Литмир - Электронная Библиотека
Содержание  
A
A

— Барыня зовут, — сказал малый, подходя к не слыхавшему зова жены Евгению. Лиза звала его посмотреть на пляску, на одну из плясавших баб, которая ей особенно нравилась. Это была Степаша. Она была в желтом расстегае, и в плисовой безрукавке, и в шелковом платке, широкая, энергичная, румяная, веселая. Должно быть, она хорошо плясала. Он ничего не видал.

— Да, да, — сказал он, снимая и надевая пенсне. — Да, да, — говорил он. «Стало быть, нельзя мне избавиться от нее», — думал он.

Он не смотрел на нее, потому что боялся ее привлекательности, и именно от этого то, что он мельком видел в ней, казалось ему особенно привлекательным. Кроме того, он видел по блеснувшему ее взгляду, что она видит его и видит то, что он любуется ею. Он постоял, сколько нужно было для приличия, и, увидав, что Варвара Алексеевна подозвала ее и что-то нескладно, фальшиво, называя ее милочкой, говорила с ней, повернулся и отошел. Он отошел и вернулся в дом.
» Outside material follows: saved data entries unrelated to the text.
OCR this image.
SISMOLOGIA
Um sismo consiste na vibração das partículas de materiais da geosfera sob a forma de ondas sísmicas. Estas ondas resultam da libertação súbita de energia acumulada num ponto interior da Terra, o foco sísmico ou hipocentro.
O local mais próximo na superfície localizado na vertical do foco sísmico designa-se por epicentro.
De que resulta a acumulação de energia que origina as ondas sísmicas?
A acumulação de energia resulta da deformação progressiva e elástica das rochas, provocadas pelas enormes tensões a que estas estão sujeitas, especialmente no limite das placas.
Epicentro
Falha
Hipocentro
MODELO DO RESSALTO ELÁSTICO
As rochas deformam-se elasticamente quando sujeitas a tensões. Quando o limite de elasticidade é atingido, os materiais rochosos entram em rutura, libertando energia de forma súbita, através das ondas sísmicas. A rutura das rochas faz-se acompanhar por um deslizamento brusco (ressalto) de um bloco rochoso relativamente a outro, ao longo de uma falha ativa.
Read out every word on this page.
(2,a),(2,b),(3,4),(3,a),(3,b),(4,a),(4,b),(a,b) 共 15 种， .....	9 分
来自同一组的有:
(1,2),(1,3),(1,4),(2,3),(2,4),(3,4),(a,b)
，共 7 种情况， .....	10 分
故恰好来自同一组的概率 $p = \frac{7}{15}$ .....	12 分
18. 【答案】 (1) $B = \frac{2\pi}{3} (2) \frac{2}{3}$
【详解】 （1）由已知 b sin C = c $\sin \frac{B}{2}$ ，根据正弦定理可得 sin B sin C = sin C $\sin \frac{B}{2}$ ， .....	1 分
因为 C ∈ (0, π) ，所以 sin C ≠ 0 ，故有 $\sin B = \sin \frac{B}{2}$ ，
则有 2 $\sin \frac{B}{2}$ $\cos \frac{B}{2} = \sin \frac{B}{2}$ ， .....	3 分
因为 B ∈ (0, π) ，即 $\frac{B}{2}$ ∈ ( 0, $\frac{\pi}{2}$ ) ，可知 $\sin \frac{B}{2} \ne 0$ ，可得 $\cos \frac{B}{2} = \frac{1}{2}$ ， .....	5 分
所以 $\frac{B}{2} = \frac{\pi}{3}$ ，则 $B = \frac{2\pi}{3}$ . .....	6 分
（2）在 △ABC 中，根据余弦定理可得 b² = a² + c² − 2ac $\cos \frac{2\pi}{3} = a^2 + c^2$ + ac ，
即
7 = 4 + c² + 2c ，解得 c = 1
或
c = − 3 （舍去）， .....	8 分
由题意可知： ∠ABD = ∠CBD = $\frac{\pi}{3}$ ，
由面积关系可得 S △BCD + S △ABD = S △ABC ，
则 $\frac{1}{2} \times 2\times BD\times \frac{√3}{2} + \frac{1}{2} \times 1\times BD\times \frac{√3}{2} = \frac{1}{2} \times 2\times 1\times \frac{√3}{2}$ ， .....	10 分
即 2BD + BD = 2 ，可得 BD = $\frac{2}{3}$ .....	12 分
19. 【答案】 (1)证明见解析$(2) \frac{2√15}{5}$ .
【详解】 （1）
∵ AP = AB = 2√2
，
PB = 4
Он ушел, чтобы не видать ее, но, войдя на верхний этаж, он, сам не зная как и зачем, подошел к окну и все время, пока бабы были у крыльца, стоял у окна и смотрел, смотрел на нее, упивался ею.

Он сбежал, пока никто не мог его видеть, и пошел тихим шагом на балкон и, на балконе закурив папиросу, как будто гуляя, пошел в сад по тому направлению, по которому она пошла. Он не сделал двух шагов по аллее, как за деревьями мелькнула плисовая безрукавка на розовом расстегае и красный платок. Она шла куда-то с другой бабой. «Куда-то они шли?»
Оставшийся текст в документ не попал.